3. Apply Compensating Controls

  • Network restrictions: Place protobuf parsing endpoints behind firewalls, API gateways, or load balancers that can enforce authentication and rate limiting.
  • Input validation: Reject messages with an unusually high number of extensions or deeply nested repeated fields before they reach the parser.
  • JVM hardening: Set container memory limits (-Xmx), enable GC logging, and consider using a Garbage‑First (G1) GC with bounded pause time goals to reduce the impact of accidental triggers.

4. Monitor and Alert

Instrument your JVMs to track GC pause times and overall allocation rates. Sudden spikes in full GC frequency or duration during parsing operations should trigger alerts.

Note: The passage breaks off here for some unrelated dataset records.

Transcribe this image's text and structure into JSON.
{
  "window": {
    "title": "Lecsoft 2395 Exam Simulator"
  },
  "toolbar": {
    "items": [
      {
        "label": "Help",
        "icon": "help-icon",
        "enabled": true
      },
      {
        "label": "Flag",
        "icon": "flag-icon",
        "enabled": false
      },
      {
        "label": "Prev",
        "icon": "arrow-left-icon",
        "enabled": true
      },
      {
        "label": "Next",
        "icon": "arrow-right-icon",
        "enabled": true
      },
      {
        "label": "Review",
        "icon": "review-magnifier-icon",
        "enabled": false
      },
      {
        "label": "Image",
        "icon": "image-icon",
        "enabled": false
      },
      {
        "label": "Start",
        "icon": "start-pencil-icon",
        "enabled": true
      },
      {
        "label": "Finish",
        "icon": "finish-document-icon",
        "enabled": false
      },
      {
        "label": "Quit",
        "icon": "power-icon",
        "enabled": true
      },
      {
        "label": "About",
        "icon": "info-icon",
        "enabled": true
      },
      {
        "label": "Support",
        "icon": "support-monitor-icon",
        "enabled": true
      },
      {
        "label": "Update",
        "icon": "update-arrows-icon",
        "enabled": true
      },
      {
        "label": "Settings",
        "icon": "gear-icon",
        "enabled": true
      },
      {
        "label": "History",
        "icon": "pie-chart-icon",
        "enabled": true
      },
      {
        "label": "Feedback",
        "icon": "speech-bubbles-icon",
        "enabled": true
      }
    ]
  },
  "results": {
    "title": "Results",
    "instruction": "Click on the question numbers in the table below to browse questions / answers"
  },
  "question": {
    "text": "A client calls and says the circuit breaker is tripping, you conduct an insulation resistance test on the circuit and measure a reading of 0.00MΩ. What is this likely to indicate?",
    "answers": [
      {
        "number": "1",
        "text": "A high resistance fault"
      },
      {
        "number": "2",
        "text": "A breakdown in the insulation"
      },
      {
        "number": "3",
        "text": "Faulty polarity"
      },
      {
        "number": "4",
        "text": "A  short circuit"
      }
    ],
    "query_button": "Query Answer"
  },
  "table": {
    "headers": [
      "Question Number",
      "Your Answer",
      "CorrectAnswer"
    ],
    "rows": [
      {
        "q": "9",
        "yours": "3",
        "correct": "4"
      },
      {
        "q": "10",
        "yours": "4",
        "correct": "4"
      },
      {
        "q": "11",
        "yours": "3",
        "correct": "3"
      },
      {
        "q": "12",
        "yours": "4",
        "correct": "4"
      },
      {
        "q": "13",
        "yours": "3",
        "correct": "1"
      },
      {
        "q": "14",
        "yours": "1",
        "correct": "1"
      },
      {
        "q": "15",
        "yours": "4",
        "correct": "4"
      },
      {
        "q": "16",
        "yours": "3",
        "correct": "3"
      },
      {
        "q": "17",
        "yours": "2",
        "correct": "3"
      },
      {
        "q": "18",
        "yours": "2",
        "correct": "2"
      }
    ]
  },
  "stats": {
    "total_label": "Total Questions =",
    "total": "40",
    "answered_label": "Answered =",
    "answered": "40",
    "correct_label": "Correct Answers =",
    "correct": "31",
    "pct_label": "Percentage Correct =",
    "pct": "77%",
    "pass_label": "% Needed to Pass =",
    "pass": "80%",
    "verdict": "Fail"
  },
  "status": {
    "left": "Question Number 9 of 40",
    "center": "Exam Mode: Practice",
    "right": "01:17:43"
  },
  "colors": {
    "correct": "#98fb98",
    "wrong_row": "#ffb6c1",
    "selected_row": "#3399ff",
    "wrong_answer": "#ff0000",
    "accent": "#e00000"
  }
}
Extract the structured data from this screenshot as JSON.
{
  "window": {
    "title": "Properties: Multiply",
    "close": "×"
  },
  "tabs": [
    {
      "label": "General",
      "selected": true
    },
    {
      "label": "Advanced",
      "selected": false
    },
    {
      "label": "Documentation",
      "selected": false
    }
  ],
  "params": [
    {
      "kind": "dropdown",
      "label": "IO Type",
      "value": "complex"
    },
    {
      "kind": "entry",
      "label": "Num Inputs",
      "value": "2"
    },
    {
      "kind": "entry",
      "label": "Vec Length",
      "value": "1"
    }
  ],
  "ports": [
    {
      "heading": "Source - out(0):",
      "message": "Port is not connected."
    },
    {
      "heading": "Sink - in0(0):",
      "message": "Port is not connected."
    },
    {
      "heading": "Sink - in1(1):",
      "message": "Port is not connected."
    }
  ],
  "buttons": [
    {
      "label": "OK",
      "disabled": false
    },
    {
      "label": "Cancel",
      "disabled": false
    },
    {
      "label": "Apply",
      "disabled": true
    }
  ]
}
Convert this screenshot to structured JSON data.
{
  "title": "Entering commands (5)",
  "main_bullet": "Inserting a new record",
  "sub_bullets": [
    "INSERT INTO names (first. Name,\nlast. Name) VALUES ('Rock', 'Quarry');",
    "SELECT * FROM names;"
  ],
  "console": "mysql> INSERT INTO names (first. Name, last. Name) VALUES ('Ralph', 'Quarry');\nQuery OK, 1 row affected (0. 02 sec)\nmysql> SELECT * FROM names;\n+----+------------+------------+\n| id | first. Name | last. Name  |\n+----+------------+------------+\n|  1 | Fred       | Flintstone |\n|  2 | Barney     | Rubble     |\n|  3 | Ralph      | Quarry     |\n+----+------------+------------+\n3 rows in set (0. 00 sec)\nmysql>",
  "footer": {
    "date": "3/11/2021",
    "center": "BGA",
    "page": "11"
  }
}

Pair this with application‑level metrics to correlate with incoming request patterns.

5. Scan and Verify

Run binary scanners and Software Bill of Materials (SBOM) tools across your entire artifact inventory to ensure no vulnerable protobuf copies remain. Several open‑source and commercial scanners now detect the affected version ranges.

Beyond This Bug: Strengthening Your Defenses

CVE-2022-3510 is a stark reminder that parser design and memory allocation strategies are as critical as memory‑safety checks. Serialization libraries like protobuf are foundational components; a flaw in them cascades to every service that consumes encoded messages. The immediate fix is straightforward, but the broader lessons demand long‑term changes in how organizations manage their software supply chains.

Invest in reproducible builds and SBOMs so you can trace the exact dependency versions inside every deployed artifact. Apply fuzz testing to your parsers—the upstream protobuf project already uses fuzzing extensively, and your own edge‑case tests can catch similar inefficiencies before they become CVEs. Finally, treat all embedded third‑party code as a liability: a shaded jar is not “just a library”—it’s code you can’t patch independently, and it must be tracked with the same rigor as your own source.